On government finances, Yakubu said recent data shows improvement following the removal of the fuel subsidy, with revenues shared under the Federation Account rising by more than 40 percent. He attributed this to better remittance practices and reduced leakages.

He added that Nigeria’s public debt remains below 30 percent of Gross Domestic Product, describing it as moderate compared to other emerging economies, while external reserves have risen above $40 billion, based on figures from the Central Bank of Nigeria.

At the state level, he said higher revenues are helping governments meet salary obligations more regularly, with some states introducing adjustments to cushion the effect of rising prices, an indication of improving fiscal space.

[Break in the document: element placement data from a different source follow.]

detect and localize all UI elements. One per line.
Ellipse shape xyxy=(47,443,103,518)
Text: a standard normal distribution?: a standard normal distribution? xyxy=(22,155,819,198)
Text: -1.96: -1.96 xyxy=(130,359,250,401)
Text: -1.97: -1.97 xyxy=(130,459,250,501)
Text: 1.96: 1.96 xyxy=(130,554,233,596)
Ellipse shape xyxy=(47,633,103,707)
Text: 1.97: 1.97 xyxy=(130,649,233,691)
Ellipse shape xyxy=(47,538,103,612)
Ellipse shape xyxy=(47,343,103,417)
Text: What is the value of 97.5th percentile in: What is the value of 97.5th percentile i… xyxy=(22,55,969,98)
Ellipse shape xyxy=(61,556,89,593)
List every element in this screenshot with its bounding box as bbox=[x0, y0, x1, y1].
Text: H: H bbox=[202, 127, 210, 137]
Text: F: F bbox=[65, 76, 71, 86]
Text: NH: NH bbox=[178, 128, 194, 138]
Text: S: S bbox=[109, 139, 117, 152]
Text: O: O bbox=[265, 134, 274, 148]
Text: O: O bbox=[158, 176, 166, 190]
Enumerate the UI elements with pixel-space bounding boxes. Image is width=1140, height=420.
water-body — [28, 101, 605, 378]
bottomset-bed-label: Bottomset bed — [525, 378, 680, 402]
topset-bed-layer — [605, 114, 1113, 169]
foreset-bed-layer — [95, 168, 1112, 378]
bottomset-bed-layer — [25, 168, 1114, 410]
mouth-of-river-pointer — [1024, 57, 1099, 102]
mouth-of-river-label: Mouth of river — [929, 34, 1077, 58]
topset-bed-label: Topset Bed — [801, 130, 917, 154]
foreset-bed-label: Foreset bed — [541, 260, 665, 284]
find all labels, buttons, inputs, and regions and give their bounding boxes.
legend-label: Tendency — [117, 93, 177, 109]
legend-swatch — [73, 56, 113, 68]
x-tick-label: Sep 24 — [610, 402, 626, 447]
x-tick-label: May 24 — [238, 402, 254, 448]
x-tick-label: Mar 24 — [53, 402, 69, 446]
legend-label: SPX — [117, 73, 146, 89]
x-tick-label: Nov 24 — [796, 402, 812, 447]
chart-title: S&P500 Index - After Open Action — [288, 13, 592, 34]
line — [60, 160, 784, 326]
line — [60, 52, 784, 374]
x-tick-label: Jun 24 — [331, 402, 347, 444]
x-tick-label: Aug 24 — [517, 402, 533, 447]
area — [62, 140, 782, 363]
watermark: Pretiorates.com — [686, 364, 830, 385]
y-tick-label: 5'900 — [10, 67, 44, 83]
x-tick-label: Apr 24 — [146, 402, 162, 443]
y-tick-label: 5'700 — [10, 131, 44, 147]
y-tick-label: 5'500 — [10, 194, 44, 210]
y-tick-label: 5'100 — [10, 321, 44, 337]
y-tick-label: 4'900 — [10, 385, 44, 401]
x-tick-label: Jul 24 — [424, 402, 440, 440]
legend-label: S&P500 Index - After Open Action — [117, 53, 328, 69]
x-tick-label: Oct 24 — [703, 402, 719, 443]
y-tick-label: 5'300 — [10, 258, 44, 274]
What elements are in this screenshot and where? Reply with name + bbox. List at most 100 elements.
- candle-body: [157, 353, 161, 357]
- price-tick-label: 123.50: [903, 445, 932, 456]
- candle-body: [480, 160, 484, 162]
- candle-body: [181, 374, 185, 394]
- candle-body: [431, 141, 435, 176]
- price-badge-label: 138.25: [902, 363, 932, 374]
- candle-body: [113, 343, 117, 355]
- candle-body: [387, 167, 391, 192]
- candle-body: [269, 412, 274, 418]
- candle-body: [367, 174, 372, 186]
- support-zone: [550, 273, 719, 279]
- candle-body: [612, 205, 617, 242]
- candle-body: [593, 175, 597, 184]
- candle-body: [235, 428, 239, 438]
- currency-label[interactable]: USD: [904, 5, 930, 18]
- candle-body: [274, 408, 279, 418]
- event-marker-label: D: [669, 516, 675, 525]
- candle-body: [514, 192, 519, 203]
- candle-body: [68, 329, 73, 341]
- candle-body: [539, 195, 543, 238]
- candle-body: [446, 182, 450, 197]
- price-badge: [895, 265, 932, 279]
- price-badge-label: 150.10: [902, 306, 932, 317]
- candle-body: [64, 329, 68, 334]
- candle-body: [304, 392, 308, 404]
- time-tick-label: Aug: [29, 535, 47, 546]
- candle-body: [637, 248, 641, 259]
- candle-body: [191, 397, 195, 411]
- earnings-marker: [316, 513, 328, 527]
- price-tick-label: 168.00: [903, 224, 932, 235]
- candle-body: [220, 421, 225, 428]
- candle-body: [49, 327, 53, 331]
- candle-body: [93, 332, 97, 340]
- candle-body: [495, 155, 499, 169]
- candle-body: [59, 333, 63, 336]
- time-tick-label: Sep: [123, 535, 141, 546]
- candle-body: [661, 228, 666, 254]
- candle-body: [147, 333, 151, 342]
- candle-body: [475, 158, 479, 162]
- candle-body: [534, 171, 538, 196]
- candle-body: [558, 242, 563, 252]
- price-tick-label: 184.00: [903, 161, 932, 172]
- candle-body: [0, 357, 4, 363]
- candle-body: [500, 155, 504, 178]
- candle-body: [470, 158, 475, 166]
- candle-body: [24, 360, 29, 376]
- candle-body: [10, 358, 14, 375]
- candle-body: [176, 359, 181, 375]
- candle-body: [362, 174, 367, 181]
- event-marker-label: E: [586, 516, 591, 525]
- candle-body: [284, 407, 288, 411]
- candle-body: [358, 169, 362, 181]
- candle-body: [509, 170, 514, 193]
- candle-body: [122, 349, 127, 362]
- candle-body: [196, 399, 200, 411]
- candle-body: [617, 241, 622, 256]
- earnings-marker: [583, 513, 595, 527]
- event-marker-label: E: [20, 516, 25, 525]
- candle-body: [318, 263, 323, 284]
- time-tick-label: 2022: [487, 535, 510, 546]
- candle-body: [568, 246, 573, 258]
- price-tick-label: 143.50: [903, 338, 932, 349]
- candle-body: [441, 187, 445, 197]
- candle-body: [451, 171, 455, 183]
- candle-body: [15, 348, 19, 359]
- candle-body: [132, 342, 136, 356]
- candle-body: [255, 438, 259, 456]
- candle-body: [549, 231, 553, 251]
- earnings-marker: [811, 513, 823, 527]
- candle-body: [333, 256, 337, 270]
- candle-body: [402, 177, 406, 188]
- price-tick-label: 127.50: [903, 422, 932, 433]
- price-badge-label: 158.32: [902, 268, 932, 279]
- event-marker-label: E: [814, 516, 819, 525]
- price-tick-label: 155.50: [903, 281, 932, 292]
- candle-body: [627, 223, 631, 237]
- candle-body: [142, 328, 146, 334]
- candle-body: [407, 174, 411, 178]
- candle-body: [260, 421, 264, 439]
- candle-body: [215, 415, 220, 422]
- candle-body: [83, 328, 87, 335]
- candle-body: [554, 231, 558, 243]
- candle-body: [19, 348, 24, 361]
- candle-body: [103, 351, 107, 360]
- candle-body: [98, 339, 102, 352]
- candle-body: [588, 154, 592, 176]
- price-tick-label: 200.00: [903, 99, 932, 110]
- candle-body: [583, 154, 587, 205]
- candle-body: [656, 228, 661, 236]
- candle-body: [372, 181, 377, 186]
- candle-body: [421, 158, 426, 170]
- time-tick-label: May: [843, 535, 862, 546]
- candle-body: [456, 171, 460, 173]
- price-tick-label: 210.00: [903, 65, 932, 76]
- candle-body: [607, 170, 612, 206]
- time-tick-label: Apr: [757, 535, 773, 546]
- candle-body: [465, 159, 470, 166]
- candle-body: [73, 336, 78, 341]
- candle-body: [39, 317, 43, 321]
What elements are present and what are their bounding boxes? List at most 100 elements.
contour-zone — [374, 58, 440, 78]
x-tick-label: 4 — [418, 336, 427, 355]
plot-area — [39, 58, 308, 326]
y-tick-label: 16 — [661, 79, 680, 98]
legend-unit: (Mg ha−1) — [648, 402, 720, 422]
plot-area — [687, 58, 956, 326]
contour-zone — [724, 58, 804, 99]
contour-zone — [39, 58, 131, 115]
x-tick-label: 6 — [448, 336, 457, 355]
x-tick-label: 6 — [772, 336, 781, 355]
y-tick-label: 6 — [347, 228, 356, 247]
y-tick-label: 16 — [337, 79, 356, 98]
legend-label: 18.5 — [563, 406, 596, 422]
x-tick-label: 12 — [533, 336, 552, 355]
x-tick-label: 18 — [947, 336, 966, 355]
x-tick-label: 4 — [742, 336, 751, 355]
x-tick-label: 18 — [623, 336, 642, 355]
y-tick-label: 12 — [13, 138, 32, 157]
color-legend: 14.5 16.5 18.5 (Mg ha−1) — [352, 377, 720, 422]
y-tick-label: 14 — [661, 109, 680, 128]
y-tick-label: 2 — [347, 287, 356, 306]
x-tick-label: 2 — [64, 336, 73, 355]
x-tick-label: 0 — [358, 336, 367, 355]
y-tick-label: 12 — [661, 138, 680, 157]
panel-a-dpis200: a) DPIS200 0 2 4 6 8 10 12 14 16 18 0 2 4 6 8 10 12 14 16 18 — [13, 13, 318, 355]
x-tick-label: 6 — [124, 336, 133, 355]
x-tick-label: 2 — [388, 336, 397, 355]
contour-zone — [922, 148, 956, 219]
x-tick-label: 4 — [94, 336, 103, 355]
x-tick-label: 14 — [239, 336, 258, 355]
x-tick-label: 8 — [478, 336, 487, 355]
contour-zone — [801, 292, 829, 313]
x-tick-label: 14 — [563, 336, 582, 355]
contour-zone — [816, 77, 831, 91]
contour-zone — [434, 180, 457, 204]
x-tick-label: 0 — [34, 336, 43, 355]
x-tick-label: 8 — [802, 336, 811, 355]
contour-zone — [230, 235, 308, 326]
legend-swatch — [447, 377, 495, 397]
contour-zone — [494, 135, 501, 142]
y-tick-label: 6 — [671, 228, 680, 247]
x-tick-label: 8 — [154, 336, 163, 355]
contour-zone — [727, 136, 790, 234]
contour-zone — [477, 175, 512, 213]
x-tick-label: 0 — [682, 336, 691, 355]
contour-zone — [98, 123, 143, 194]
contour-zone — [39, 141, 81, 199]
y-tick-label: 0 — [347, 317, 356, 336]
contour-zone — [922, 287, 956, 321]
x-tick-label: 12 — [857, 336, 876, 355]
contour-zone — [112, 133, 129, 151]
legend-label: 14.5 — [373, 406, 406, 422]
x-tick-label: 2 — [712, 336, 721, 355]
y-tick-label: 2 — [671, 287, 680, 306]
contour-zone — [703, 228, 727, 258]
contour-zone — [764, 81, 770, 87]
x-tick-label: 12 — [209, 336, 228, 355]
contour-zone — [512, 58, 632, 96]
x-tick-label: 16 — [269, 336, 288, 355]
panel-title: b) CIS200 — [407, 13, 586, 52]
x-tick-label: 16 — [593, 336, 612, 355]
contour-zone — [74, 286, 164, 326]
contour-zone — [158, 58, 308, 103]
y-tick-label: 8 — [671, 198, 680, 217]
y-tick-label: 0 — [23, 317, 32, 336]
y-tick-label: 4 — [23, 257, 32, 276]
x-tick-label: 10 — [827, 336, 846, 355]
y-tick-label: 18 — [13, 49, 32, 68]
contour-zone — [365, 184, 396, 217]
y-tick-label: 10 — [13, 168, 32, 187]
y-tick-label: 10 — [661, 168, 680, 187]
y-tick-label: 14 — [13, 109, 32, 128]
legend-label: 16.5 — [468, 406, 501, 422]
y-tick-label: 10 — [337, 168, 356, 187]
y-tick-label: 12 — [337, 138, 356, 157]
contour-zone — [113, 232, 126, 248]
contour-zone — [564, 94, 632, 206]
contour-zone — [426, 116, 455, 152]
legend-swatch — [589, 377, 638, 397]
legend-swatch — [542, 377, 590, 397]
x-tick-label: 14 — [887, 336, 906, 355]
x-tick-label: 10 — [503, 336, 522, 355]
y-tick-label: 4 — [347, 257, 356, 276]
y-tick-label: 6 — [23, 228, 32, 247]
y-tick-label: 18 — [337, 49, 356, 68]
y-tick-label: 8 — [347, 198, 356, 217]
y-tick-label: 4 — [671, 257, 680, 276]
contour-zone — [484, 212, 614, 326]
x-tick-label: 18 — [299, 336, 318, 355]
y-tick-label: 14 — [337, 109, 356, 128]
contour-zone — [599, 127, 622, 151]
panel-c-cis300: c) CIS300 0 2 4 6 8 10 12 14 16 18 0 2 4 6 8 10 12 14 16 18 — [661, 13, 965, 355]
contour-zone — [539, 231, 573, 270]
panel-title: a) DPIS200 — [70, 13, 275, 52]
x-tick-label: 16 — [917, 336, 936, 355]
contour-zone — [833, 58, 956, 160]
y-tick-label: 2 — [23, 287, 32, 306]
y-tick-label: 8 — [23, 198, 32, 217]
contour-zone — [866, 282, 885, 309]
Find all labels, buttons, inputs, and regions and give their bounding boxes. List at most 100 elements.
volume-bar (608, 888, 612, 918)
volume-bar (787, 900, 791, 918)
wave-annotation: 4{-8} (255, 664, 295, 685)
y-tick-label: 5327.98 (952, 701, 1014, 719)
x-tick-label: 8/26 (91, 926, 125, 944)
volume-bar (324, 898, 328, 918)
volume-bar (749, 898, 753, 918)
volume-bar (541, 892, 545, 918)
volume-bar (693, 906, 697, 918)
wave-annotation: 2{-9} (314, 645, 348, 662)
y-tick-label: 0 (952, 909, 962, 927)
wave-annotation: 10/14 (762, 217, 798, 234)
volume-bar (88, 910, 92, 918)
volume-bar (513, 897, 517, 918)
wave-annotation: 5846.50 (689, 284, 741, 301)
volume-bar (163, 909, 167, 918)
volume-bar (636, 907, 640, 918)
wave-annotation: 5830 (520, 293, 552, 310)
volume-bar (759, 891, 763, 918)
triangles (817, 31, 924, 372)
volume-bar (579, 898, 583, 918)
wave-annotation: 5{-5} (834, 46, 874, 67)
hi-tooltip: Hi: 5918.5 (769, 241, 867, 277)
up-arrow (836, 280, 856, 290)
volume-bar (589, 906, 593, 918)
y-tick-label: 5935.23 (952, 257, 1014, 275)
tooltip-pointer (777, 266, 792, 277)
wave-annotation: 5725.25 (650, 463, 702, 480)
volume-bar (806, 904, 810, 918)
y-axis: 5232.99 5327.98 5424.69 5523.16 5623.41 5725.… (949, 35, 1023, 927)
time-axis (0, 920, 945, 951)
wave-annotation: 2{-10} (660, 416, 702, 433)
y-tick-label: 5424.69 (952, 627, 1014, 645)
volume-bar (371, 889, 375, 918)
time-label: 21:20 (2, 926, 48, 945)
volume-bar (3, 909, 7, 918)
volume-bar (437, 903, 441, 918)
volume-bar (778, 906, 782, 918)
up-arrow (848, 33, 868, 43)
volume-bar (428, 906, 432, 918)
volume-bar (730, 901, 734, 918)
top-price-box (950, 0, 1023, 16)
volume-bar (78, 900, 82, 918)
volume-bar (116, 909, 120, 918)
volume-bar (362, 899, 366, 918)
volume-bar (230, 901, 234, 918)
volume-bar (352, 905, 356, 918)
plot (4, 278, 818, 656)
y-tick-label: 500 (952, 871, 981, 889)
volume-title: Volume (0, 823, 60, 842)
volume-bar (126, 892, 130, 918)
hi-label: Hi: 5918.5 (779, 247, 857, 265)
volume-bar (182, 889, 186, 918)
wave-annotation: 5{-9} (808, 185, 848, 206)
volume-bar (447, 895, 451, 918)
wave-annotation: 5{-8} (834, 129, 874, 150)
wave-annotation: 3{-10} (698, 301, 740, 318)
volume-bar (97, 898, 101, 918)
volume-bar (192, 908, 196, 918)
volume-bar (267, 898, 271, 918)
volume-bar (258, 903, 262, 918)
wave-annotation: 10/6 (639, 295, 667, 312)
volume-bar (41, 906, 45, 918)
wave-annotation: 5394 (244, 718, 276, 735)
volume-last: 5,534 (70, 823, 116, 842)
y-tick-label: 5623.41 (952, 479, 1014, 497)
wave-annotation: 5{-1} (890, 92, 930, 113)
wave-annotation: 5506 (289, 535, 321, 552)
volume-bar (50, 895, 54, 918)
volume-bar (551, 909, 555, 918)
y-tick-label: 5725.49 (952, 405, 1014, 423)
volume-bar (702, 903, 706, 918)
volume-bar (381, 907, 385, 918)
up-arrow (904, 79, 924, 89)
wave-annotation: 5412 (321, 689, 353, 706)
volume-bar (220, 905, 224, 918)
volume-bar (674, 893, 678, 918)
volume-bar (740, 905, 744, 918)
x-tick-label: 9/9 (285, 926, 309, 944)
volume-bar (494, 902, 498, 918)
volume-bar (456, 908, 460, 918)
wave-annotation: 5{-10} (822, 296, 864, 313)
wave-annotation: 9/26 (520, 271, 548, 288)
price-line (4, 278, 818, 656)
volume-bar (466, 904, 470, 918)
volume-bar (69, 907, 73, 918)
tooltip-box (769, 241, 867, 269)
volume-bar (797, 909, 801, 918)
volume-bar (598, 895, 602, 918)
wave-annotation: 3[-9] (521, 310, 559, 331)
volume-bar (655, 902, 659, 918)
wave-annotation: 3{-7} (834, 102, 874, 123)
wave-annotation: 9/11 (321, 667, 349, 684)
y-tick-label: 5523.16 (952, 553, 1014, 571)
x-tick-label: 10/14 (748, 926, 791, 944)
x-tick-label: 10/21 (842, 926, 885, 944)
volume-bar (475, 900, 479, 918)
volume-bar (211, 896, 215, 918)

The Budget Office boss identified inflation as the most immediate challenge facing the country, linking it to exchange rate changes, higher energy costs, and long-standing supply constraints. He noted, however, that global experience shows such inflationary pressures are often temporary when reforms are sustained.

“The greater risk lies not in reform itself, but in policy inconsistency or reversal,” he said.

Yakubu acknowledged that public frustration is understandable, stressing that Nigerians have every right to expect better living conditions. However, he urged citizens to distinguish between short-term hardship and a breakdown of the economic system.

He maintained that Nigeria’s institutions remain functional, government finances are improving, and reforms are ongoing, describing the current situation as a phase of adjustment rather than decline.

Looking ahead, he said the next stage of reforms must focus on translating economic gains into real improvements in people’s lives through investments in healthcare, education, and targeted social support programmes.

He warned that the success of the reforms will ultimately be judged by their impact on everyday life, not just policy decisions.

Yakubu also cautioned against abandoning the reform process, noting that doing so would weaken investor confidence, reverse progress, and bring back the distortions that previously slowed economic growth. “This moment demands patience, discipline, and resolve. Nigeria is not collapsing; it is undertaking a necessary correction and laying the foundation for a more resilient economic future,” he said.